10 years on, the Syrian spectacle continues

This is an opinion article by an external contributor. The views belong to the writer.
10 years on, the Syrian spectacle continues
Protestors march through central London, at the sixth anniversary of the Syrian revolution.

Do ten years, in our swiping age, suffice to pen the obituary of the life of a movement? Next week marks the tenth anniversary of the Syrian revolution, when the smell of freedom, however deceptive it turned out, first lured the Syrian people to the streets. As the diplomatic etiquette goes, EU delegates are expected to re-pledge their commitments to the Syrian people; that, in spite of the recent news coming from Denmark about the return of Syrian refugees to Damascus.

A return, according to Homer, is never possible: Odysseus makes it back to Ithaca, but his odyssey, his journey home, is as long and as perilous as the Trojan war itself; and even when he re-finds Penelope, things are no longer the same. It is astounding that a myth, thousands of years old, is more attuned to the meaning of return, to the suffering of he who must depart his homeland, than our modern politicians; who, judging affairs on the basis of statistics and red- or green-colored zones, can trace on empty maps a road of return without, like Homer, necessarily tasting the roaring seas themselves.

It is, of course, a matter of hubris that, in a time of tweeting, we can proclaim the death of the deeds of others when Syrian men and women themselves assumed that their humble contributions to the national cause – their pain alone – will be judged only by competent historians in the distant future. But if we revisit the words of Danish Immigration Minister Mattias Tesfaye, we find that the problem is not so much Syria as the notions of asylum and responsibility ingrained in the mentality of some European delegates. “We have made it clear to the Syrian refugees that their residence permit is temporary,” he says. “It can be withdrawn if protection is no longer needed.”

One feels tempted to ask Mr. Tesfaye: if the said protection can be rescinded as unnecessary overnight or over a decade, was it an actual protection in the first place? When Jean Jacques Rousseau fled France, and Switzerland, to plead Frederick the Great for his protection, I do not assume that the Genevan philosopher prayed the Prussian king for temporary lodging.

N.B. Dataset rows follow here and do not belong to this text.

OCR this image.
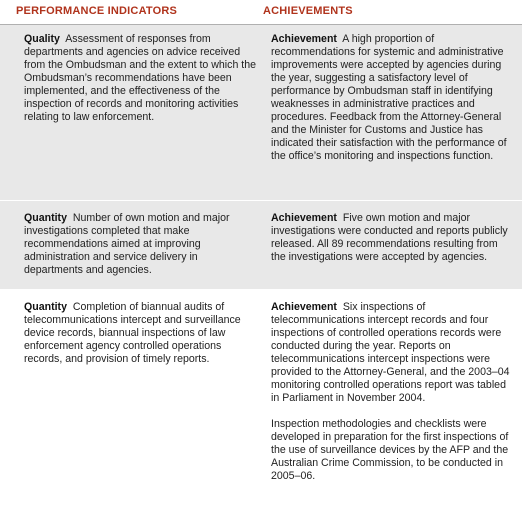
PERFORMANCE INDICATORS	ACHIEVEMENTS
Quality Assessment of responses from departments and agencies on advice received from the Ombudsman and the extent to which the Ombudsman’s recommendations have been implemented, and the effectiveness of the inspection of records and monitoring activities relating to law enforcement.
Achievement A high proportion of recommendations for systemic and administrative improvements were accepted by agencies during the year, suggesting a satisfactory level of performance by Ombudsman staff in identifying weaknesses in administrative practices and procedures. Feedback from the Attorney-General and the Minister for Customs and Justice has indicated their satisfaction with the performance of the office’s monitoring and inspections function.
Quantity Number of own motion and major investigations completed that make recommendations aimed at improving administration and service delivery in departments and agencies.
Achievement Five own motion and major investigations were conducted and reports publicly released. All 89 recommendations resulting from the investigations were accepted by agencies.
Quantity Completion of biannual audits of telecommunications intercept and surveillance device records, biannual inspections of law enforcement agency controlled operations records, and provision of timely reports.
Achievement Six inspections of telecommunications intercept records and four inspections of controlled operations records were conducted during the year. Reports on telecommunications intercept inspections were provided to the Attorney-General, and the 2003–04 monitoring controlled operations report was tabled in Parliament in November 2004.
Inspection methodologies and checklists were developed in preparation for the first inspections of the use of surveillance devices by the AFP and the Australian Crime Commission, to be conducted in 2005–06.
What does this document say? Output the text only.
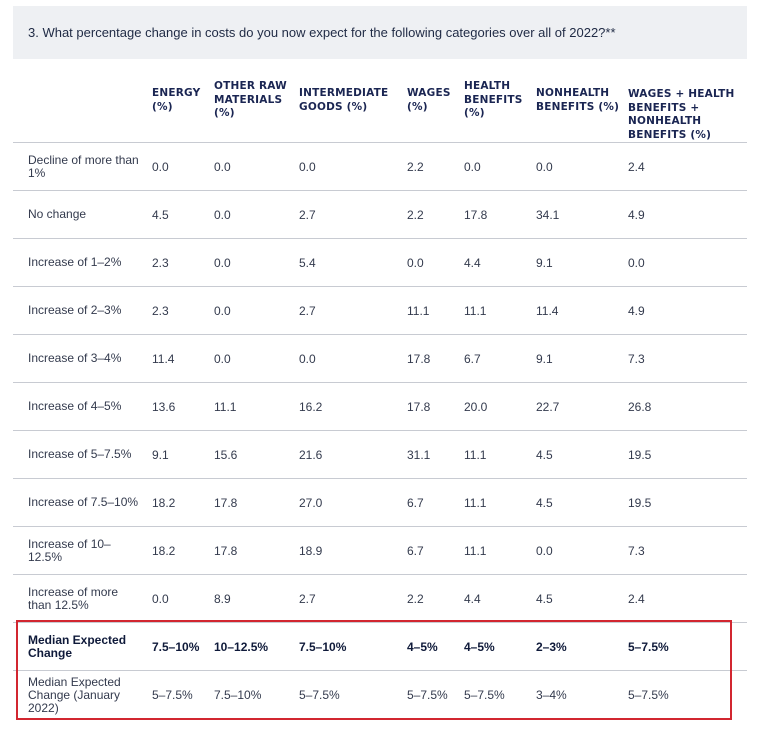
3. What percentage change in costs do you now expect for the following categories over all of 2022?**
	ENERGY (%)	OTHER RAW MATERIALS (%)	INTERMEDIATE GOODS (%)	WAGES (%)	HEALTH BENEFITS (%)	NONHEALTH BENEFITS (%)	WAGES + HEALTH BENEFITS + NONHEALTH BENEFITS (%)
Decline of more than 1%	0.0	0.0	0.0	2.2	0.0	0.0	2.4
No change	4.5	0.0	2.7	2.2	17.8	34.1	4.9
Increase of 1–2%	2.3	0.0	5.4	0.0	4.4	9.1	0.0
Increase of 2–3%	2.3	0.0	2.7	11.1	11.1	11.4	4.9
Increase of 3–4%	11.4	0.0	0.0	17.8	6.7	9.1	7.3
Increase of 4–5%	13.6	11.1	16.2	17.8	20.0	22.7	26.8
Increase of 5–7.5%	9.1	15.6	21.6	31.1	11.1	4.5	19.5
Increase of 7.5–10%	18.2	17.8	27.0	6.7	11.1	4.5	19.5
Increase of 10–12.5%	18.2	17.8	18.9	6.7	11.1	0.0	7.3
Increase of more than 12.5%	0.0	8.9	2.7	2.2	4.4	4.5	2.4
Median Expected Change	7.5–10%	10–12.5%	7.5–10%	4–5%	4–5%	2–3%	5–7.5%
Median Expected Change (January 2022)	5–7.5%	7.5–10%	5–7.5%	5–7.5%	5–7.5%	3–4%	5–7.5%
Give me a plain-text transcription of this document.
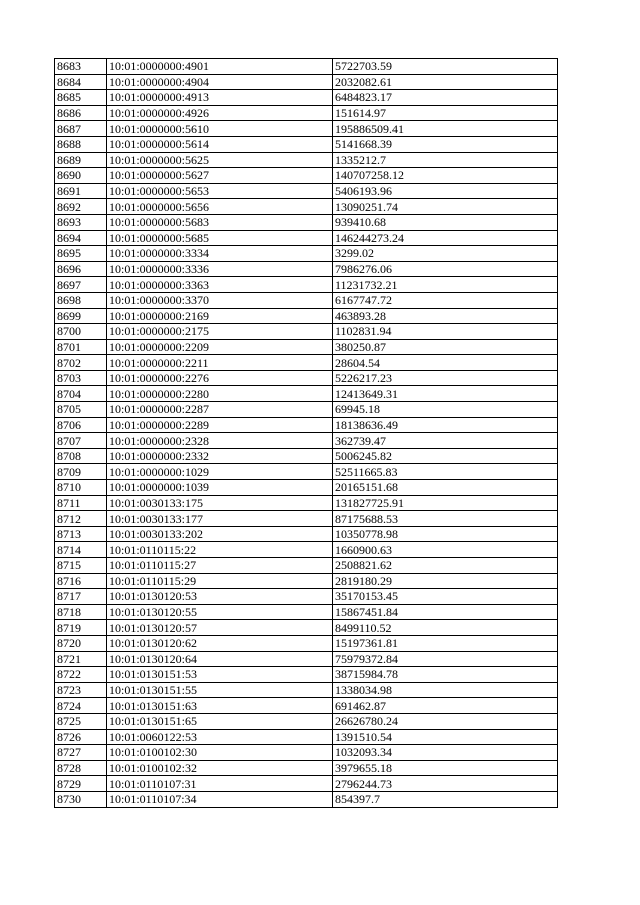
8683	10:01:0000000:4901	5722703.59
8684	10:01:0000000:4904	2032082.61
8685	10:01:0000000:4913	6484823.17
8686	10:01:0000000:4926	151614.97
8687	10:01:0000000:5610	195886509.41
8688	10:01:0000000:5614	5141668.39
8689	10:01:0000000:5625	1335212.7
8690	10:01:0000000:5627	140707258.12
8691	10:01:0000000:5653	5406193.96
8692	10:01:0000000:5656	13090251.74
8693	10:01:0000000:5683	939410.68
8694	10:01:0000000:5685	146244273.24
8695	10:01:0000000:3334	3299.02
8696	10:01:0000000:3336	7986276.06
8697	10:01:0000000:3363	11231732.21
8698	10:01:0000000:3370	6167747.72
8699	10:01:0000000:2169	463893.28
8700	10:01:0000000:2175	1102831.94
8701	10:01:0000000:2209	380250.87
8702	10:01:0000000:2211	28604.54
8703	10:01:0000000:2276	5226217.23
8704	10:01:0000000:2280	12413649.31
8705	10:01:0000000:2287	69945.18
8706	10:01:0000000:2289	18138636.49
8707	10:01:0000000:2328	362739.47
8708	10:01:0000000:2332	5006245.82
8709	10:01:0000000:1029	52511665.83
8710	10:01:0000000:1039	20165151.68
8711	10:01:0030133:175	131827725.91
8712	10:01:0030133:177	87175688.53
8713	10:01:0030133:202	10350778.98
8714	10:01:0110115:22	1660900.63
8715	10:01:0110115:27	2508821.62
8716	10:01:0110115:29	2819180.29
8717	10:01:0130120:53	35170153.45
8718	10:01:0130120:55	15867451.84
8719	10:01:0130120:57	8499110.52
8720	10:01:0130120:62	15197361.81
8721	10:01:0130120:64	75979372.84
8722	10:01:0130151:53	38715984.78
8723	10:01:0130151:55	1338034.98
8724	10:01:0130151:63	691462.87
8725	10:01:0130151:65	26626780.24
8726	10:01:0060122:53	1391510.54
8727	10:01:0100102:30	1032093.34
8728	10:01:0100102:32	3979655.18
8729	10:01:0110107:31	2796244.73
8730	10:01:0110107:34	854397.7
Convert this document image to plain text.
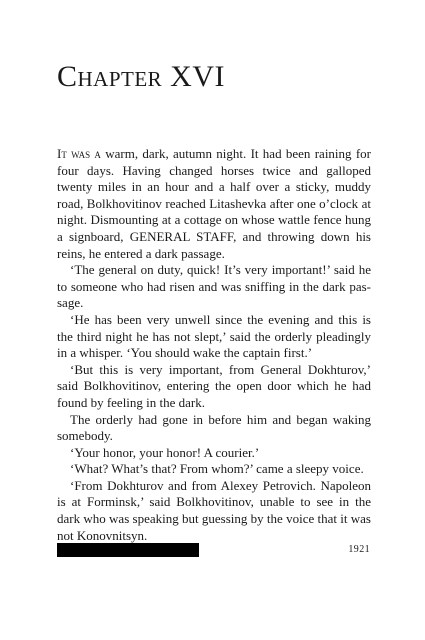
Chapter XVI

It was a warm, dark, autumn night. It had been raining for four days. Having changed horses twice and galloped twenty miles in an hour and a half over a sticky, muddy road, Bolkhovitinov reached Litashevka after one o’clock at night. Dismounting at a cottage on whose wattle fence hung a signboard, GENERAL STAFF, and throwing down his reins, he entered a dark passage.

‘The general on duty, quick! It’s very important!’ said he to someone who had risen and was sniffing in the dark passage.

‘He has been very unwell since the evening and this is the third night he has not slept,’ said the orderly pleadingly in a whisper. ‘You should wake the captain first.’

‘But this is very important, from General Dokhturov,’ said Bolkhovitinov, entering the open door which he had found by feeling in the dark.

The orderly had gone in before him and began waking somebody.

‘Your honor, your honor! A courier.’

‘What? What’s that? From whom?’ came a sleepy voice.

‘From Dokhturov and from Alexey Petrovich. Napoleon is at Forminsk,’ said Bolkhovitinov, unable to see in the dark who was speaking but guessing by the voice that it was not Konovnitsyn.

1921
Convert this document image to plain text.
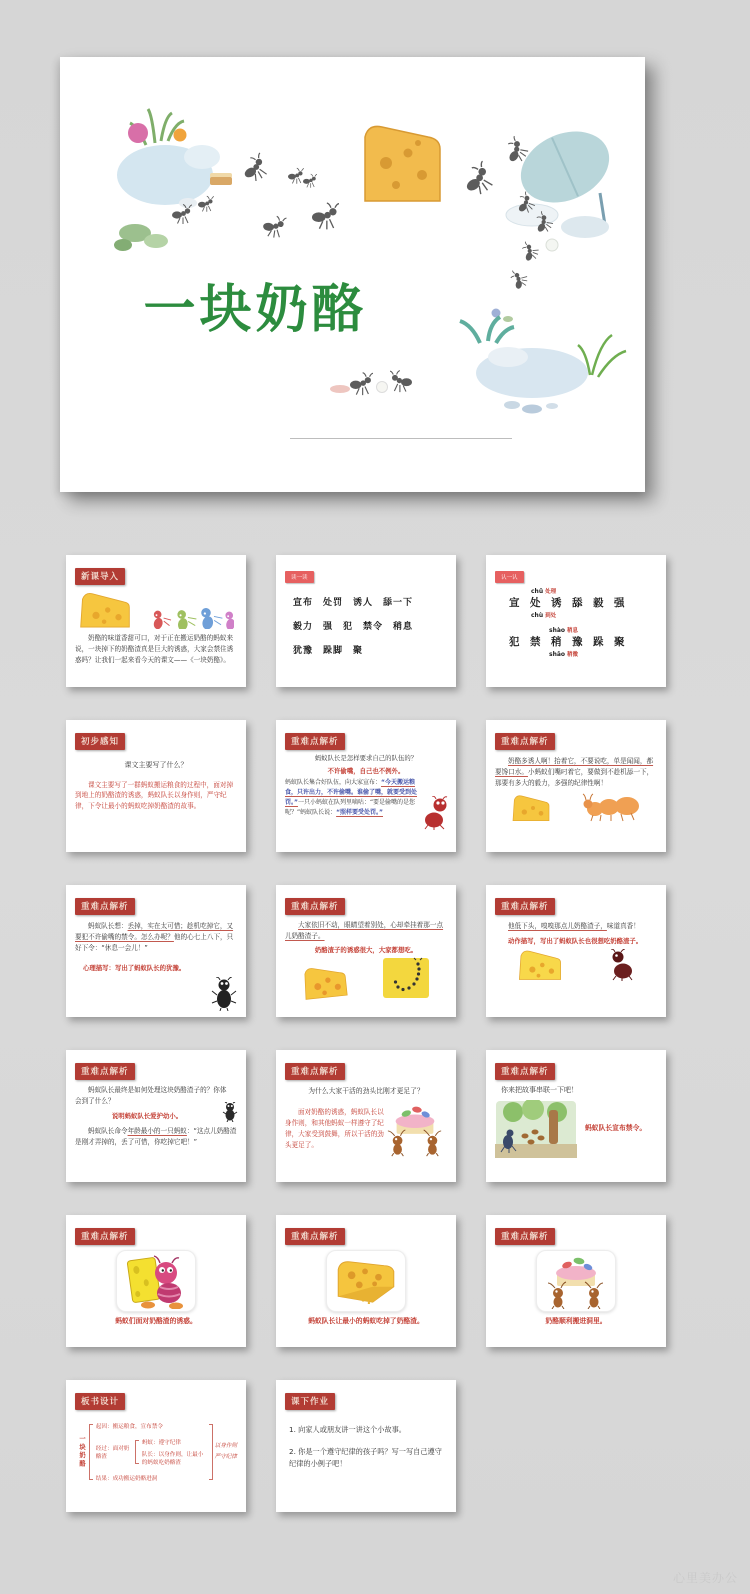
一块奶酪
新课导入

奶酪的味道香甜可口，对于正在搬运奶酪的蚂蚁来说，一块掉下的奶酪渣真是巨大的诱惑，大家会禁住诱惑吗？让我们一起来看今天的课文——《一块奶酪》。

读一读

宣布　处罚　诱人　舔一下

毅力　强　犯　禁令　稍息

犹豫　跺脚　聚

认一认
chǔ 处理
宣　处　诱　舔　毅　强
chù 到处
shào 稍息
犯　禁　稍　豫　跺　聚
shāo 稍微
初步感知

课文主要写了什么？

课文主要写了一群蚂蚁搬运粮食的过程中，面对掉到地上的奶酪渣的诱惑，蚂蚁队长以身作则，严守纪律，下令让最小的蚂蚁吃掉奶酪渣的故事。

重难点解析

蚂蚁队长是怎样要求自己的队伍的？

不许偷嘴，自己也不例外。

蚂蚁队长集合好队伍，向大家宣布：“今天搬运粮食，只许出力，不许偷嘴。谁偷了嘴，就要受到处罚。”一只小蚂蚁在队列里嘀咕：“要是偷嘴的是您呢？”蚂蚁队长说：“照样要受处罚。”

重难点解析

奶酪多诱人啊！抬着它，不要说吃，单是闻闻，都要馋口水。小蚂蚁们嘴叼着它，要做到不趁机舔一下，那要有多大的毅力，多强的纪律性啊！

重难点解析

蚂蚁队长想：丢掉，实在太可惜；趁机吃掉它，又要犯不许偷嘴的禁令。怎么办呢？他的心七上八下，只好下令：“休息一会儿！”

心理描写：写出了蚂蚁队长的犹豫。

重难点解析

大家依旧不动，眼睛望着别处，心却牵挂着那一点儿奶酪渣子。

奶酪渣子的诱惑很大，大家都想吃。

重难点解析

他低下头，嗅嗅那点儿奶酪渣子，味道真香！

动作描写，写出了蚂蚁队长也很想吃奶酪渣子。

重难点解析

蚂蚁队长最终是如何处理这块奶酪渣子的？你体会到了什么？

说明蚂蚁队长爱护幼小。

蚂蚁队长命令年龄最小的一只蚂蚁：“这点儿奶酪渣是刚才弄掉的，丢了可惜，你吃掉它吧！”

重难点解析

为什么大家干活的劲头比刚才更足了？

面对奶酪的诱惑，蚂蚁队长以身作则，和其他蚂蚁一样遵守了纪律，大家受到鼓舞，所以干活的劲头更足了。

重难点解析

你来把故事串联一下吧！

蚂蚁队长宣布禁令。

重难点解析

蚂蚁们面对奶酪渣的诱惑。

重难点解析

蚂蚁队长让最小的蚂蚁吃掉了奶酪渣。

重难点解析

奶酪顺利搬进洞里。

板书设计
一块奶酪
起因：搬运粮食，宣布禁令
经过：面对奶酪渣
蚂蚁：遵守纪律
队长：以身作则，让最小的蚂蚁吃奶酪渣
结果：成功搬运奶酪进洞
以身作则
严守纪律
课下作业

1. 向家人或朋友讲一讲这个小故事。

2. 你是一个遵守纪律的孩子吗？写一写自己遵守纪律的小例子吧！

心里美办公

I mention Rousseau because it is indeed his Social Contract, an arguable founding document for the European nation-state model, that the Danish justification rests on. But in truth, we deal with a misreading of Rousseau, who required homogeneity to “come from all and apply to all,” because otherwise, “we are judging of something foreign to us, and have no true principle of equity to guide us.”

We surmise from Rousseau that, so long as the EU judges Syrians as something foreign to them, there is no true principle of equity to guide them. Of course, the naive statement from Minister Mattias Tesfaye betrays precisely the opposite – “we have made it clear to the Syrian refugees that their residence permit is temporary,” that is; from the get-go, there was a refusal to see the incoming arrivals as ‘one of us’.

The irony remains that when Socrates says, “I am not an Athenian or a Greek, but a citizen of the world,” we are moved to slow applause with crocodile tears in our eyes, but when the Syrian refugee says the same, we charge him as a usurper of culture. I am unsure how many Danish students, wishing to surpass the limited reality of Danish life, hopped on a plane to volunteer in the Middle East – but the road in reverse, it seems, still needs smaller boats and frailer motor engines.

Hypocrisy, in its Greek etymology, means play-acting; and our double-standards vis-a-vis Syria shows us how the spectacle of global humanitarianism in the past ten years has been but that; a spectacle, with a few temporary monologues to get the orchestra playing – because silence, by itself, is suspicious. The final act of the Syrian play, it seems, is relying on a Deus ex Machina, the bizarre supernatural phenomenon that wraps everything up too quickly; a playwright’s shortcut that, faced with a madness on stage that can no longer be rationalized to the audience, re-directs the performers to not advance but return –  return indeed to how things were before everything got too complicated.